De ahí que los distritos fiscales en Francia tomasen también el nombre de generalités. Con el tiempo, el nombre oficial de Diputación
General dejó paso al nombre oficioso de Generalitat. Quizá provenga de aquí el
interés de Artur Mas por recaudar tributos, aunque en
este caso no para la monarquía sino para la aristocracia.
Pero
retornemos a la serie. Fijémonos en Juan II de Aragón, el de las cataratas y
padre de Fernando, cuyo reinado transcurrió en continuos enfrentamientos con
Cataluña; aunque sería mejor decir con la nobleza catalana, porque junto al rey
y a su segunda mujer, Juana Enríquez, se situaron gran parte de los catalanes,
la Busca (partido de menestrales y mercaderes) y los payeses de la remensa sometidos por la nobleza a condiciones cuasi de
esclavitud y malos usos, los cuales habían ya desaparecido o nunca habían
existido en el resto de los territorios de la península ibérica.
Considerar
esta contienda como una guerra de independencia o la sublevación de Cataluña
frente a un rey castellano (Juan II era hijo de Fernando de Antequera, primer Trastamara designado como rey de Aragón en el compromiso de
Caspe) es mera fantasía o ganas de trastocar la historia. Malamente puede ser
esta la interpretación cuando la nobleza catalana erige como estandarte los
derechos del primer hijo de Juan II, Carlos, príncipe de Viana, al que
pretenden nombrar rey, lo que impidió su muerte temprana, aunque lo que esta no
impidió fue que se le tuviese por santo en Barcelona y que, según narran las
crónicas, realizase numerosos milagros.
La
independencia y la constitución de una señoría al estilo de las ciudades
italianas nunca estuvo entre los objetivos de la nobleza catalana, sino tan
solo el de cambiar a un rey que les resultaba molesto puesto que atentaba
contra sus privilegios y contra unas condiciones sociales y económicas que,
aunque injustas, les favorecían y que el monarca pretendía modificar.
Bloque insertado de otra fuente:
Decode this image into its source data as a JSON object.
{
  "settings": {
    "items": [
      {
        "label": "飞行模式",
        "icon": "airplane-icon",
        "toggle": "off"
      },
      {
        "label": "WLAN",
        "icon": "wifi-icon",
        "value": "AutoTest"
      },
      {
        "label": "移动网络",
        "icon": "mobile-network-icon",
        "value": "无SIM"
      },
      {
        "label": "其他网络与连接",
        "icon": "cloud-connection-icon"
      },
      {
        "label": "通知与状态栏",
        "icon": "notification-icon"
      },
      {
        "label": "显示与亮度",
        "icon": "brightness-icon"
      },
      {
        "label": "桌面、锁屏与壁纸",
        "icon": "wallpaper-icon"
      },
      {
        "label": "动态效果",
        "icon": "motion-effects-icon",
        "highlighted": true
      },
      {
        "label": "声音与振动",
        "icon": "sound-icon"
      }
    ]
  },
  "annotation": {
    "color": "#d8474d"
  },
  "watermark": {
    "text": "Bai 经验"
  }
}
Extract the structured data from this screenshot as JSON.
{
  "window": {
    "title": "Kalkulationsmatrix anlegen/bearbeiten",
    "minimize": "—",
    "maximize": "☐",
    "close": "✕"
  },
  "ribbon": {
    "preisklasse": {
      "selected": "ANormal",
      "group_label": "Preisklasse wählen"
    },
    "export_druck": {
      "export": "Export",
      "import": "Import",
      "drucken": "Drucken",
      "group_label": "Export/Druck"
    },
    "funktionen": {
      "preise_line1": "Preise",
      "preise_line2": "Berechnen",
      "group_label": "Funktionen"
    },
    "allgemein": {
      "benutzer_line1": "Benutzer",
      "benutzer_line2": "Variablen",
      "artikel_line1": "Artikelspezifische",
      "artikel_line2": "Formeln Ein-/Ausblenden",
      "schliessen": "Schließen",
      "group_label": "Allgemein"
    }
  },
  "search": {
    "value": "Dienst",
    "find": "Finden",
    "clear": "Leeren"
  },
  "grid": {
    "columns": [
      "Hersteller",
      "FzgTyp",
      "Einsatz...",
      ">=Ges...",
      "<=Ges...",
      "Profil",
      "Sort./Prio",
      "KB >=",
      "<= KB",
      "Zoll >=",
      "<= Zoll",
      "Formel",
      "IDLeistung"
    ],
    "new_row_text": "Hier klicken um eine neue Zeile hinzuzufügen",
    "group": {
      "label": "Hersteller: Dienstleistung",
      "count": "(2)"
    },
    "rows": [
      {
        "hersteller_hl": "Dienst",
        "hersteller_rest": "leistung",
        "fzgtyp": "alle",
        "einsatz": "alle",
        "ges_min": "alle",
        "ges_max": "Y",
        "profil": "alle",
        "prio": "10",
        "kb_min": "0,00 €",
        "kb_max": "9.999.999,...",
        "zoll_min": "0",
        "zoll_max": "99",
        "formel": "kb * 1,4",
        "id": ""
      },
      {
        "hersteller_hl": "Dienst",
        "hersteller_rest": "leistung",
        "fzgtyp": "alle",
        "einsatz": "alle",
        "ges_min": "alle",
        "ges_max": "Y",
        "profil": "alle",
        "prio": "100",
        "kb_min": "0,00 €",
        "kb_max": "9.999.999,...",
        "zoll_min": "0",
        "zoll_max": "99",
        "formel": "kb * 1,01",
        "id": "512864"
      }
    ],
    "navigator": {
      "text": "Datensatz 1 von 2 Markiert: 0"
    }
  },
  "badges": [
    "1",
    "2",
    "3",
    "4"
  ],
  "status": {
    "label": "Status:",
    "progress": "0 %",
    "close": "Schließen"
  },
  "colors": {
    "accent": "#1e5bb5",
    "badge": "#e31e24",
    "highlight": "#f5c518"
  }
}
La prueba
más palpable es que, al igual que los personajes de Pirandello buscaban autor,
los nobles catalanes emprenden una búsqueda frenética de un rey para Aragón y
Cataluña que sustituya a Juan II. El primer candidato es precisamente Enrique
IV de Castilla, hermanastro de Isabel, y al que el embajador barcelonés, el
arcediano de Gerona, ofrece en nombre de la Diputación reinar en Aragón con las
siguientes palabras: “Porque de derecho humano y divino el reino pertenece a la
corona de Castilla”. No parece que la Generalitat catalana tuviese demasiado
inconveniente en unirse a los castellanos.
La
negativa de Enrique el impotente les lleva a buscar un segundo candidato, en
este caso el condestable Pedro de Portugal, descendiente del Conde de Urgel, excluido en Caspe, que tampoco les dura mucho ya que
fallecía dos años después y obligaba a los diputados catalanes a inventar un
nuevo rey en la persona de Renato de Anjou,
descendiente también de Pedro IV. Al final, las tropas de Juan II sitian Barcelona
y fuerzan la rendición de la ciudad; y la guerra terminaba por la capitulación
de Pedralbes con un amplio perdón del rey para todo
lo pasado, lo que no impidió que, tras diez años de guerra civil, el principado
y la muy rica ciudad de Barcelona se hubieran desangrado, perdiendo así la
opulencia de otras épocas, y que los cronistas relatasen la tozudez y la
soberbia de una oligarquía que pretendió torcer a su antojo la historia del
reino aragonés, precipitando a Cataluña a la miseria.
Alonso
de Palencia (cronista que aparece también como personaje en la serie) escribe
que los barceloneses (entiéndase la oligarquía), viendo al rey Juan rodeado de
grandes dificultades, “alardearon de aquella arrogancia que les hacía creerse
dotados de mejor juicio que los más prudentes varones del mundo… proclamando
que, si Dios necesitase consejo, solo en Barcelona podía hallarlo”. Pero quizás
más significativo es el saludo que un poeta catalán dedica al príncipe
Fernando, cuando desde Castilla llega a Pedralbes
para ayudar a su padre, llamándole rey que va a ser de toda Castilla y que se
espera que sea monarca del mundo, y la exhortación que hace a Barcelona para
que vuelva en sí ya que nada consiguió entregándose a amores adúlteros en
Castilla, Portugal o Francia, y para que “retorne a su amor legítimo y si no se
contenta del rey viejo, mire al joven”.
¿No
habrá hoy en Cataluña algún poeta que dedique un ruego parecido a Artur Mas
cuando se desparrama por Rusia y por Europa buscando quien quiera acogerle?